8
Парадный подъезд дворца был ярко освещен факелами. Карет было великое множество: больших и малых, скромных, кое-как покрашенных и роскошных, обитых бархатом с золотой бахромою, с зеркальными стеклами, с кучерами в буклях и треуголках, гайдуками и скороходами с традиционными булавами в руке. Скороходы в шапочках, курточках с бантиками явно мерзли и жались к лошадям, пытаясь похитить у них лишнее тепло.
Суета, смех, разговоры… Дамы сбрасывали теплые плащи и епанчи прямо в каретах, феями выпархивали на мостовую, вскрикивая от восторга и холода — второе мая на дворе, а затем исчезали за высокими дверьми.
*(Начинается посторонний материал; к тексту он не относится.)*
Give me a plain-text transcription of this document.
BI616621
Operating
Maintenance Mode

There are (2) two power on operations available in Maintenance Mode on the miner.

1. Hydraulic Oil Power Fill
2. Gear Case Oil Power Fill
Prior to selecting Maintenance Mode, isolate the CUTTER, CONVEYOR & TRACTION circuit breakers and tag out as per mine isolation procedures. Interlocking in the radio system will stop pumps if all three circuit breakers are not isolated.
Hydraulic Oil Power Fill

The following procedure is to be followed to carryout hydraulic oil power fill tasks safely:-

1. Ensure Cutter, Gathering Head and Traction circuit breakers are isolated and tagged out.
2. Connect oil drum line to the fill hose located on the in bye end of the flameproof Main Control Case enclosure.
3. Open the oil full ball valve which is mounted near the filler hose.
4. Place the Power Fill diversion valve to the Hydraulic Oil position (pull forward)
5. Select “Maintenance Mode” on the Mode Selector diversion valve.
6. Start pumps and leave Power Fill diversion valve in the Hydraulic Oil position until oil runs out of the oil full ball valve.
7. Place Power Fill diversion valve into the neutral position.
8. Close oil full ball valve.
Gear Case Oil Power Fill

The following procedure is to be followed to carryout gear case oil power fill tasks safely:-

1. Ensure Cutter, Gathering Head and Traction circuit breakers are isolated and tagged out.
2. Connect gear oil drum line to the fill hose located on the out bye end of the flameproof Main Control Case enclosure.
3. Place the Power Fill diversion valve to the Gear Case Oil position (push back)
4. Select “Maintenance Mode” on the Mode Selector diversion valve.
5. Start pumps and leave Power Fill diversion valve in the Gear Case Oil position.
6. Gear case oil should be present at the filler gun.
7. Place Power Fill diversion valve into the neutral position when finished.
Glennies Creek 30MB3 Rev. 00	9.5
Гвардейский караул нынче пропускал всех, и уже внутри, в большом вестибюле, приглашенные предъявляли билеты.
Маскарады были любимым развлечением государыни Елизаветы, и она привила эту любовь вначале двору, а позднее и всему Петербургу, вменив особам двух первых классов давать поочередно костюмированные балы.
Самые первые маскарады носили название «метаморфоз» и состояли в наивном и веселом переодевании мужчин в женские костюмы, а женщин в мужские. Государыне очень шел узкий мундир, который подчеркивал талию и крутые бедра, ботфорты удлиняли ноги, и во всем ее облике появлялось что-то озорное, юное. А как забавно выглядели ряженые старички и старушки, целый вечер можно было, надрываясь от смеха, рассматривать их нелепые фигуры и кособокую походку. Не являться в маскарад по именному приглашению было никак нельзя, мало того, что штраф за неявку высок, но еще и боялись обидеть государыню. Лучше пусть хохочет, чем хмурится.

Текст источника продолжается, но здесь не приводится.